4 Berdasarkan hasil pengukuran yang telah dilakukan selama penelitian mendapatkan nilai kandungan fosfat berkisar antara 0,12 mgL - 0,25 mgL. Nilai fosfat tertinggi dijumpai pada stasiun 2 berkisar 0,25 mgL, sedang nilai fosfat terendah dijumpai pada stasiun 1 berkisar 0,12 mgL. Tinggi rendahnya nilai kandungan fosfat pada masing-masing stasiun disebabkan tipe sedimen yang mengandung fosfat. Barus 2004 menyatakan dalam ekosistem air fosfor terdapat dalam tiga bentuk yaitu senyawa fosfor anorganik seperti orthofosfat, senyawa organik dalam protoplasma dan senyawa organik terlarut yang terbentuk dari proses penguraian tubuh organisme.
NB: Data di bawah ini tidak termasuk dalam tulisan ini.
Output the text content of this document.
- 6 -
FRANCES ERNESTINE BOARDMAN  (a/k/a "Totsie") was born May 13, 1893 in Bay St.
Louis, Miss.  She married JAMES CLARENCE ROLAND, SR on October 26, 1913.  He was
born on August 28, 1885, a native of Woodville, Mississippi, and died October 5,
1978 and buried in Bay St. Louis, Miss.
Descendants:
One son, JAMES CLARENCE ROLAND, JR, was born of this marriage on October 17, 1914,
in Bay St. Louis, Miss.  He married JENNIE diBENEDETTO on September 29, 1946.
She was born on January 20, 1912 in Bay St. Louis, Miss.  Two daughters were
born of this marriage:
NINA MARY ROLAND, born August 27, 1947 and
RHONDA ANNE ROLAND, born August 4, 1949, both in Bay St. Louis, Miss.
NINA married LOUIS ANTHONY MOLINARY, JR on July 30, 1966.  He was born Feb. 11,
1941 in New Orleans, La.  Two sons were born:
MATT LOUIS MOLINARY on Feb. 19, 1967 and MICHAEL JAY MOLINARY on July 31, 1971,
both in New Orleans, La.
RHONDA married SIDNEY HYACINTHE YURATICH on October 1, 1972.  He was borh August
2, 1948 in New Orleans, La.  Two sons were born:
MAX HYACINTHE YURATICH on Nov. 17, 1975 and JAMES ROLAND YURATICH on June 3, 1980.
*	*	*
Siaheinina 2008 menyatakan kepiting bakau dapat dijumpai dengan kandungan fosfat berkisar 0,04 mgL - 0,23 mgL di ekosistem mangrove Kabupaten Subang Jawa Barat, sedang Rosmaniar 2008 menyatakan hal yang sama bahwa kepiting bakau dapat dijumpai dengan kandungan fosfat berkisar 0,1875 mgL - 0,2599 mgL di perairan Pantai Labu Kabupaten Deli Serdang. Hal ini menggambarkan bahwa kondisi ekositem mangrove Belawan masih cukup tolerir di dalam mendukung pertumbuhan dan perkembangan kehidupan kepiting bakau.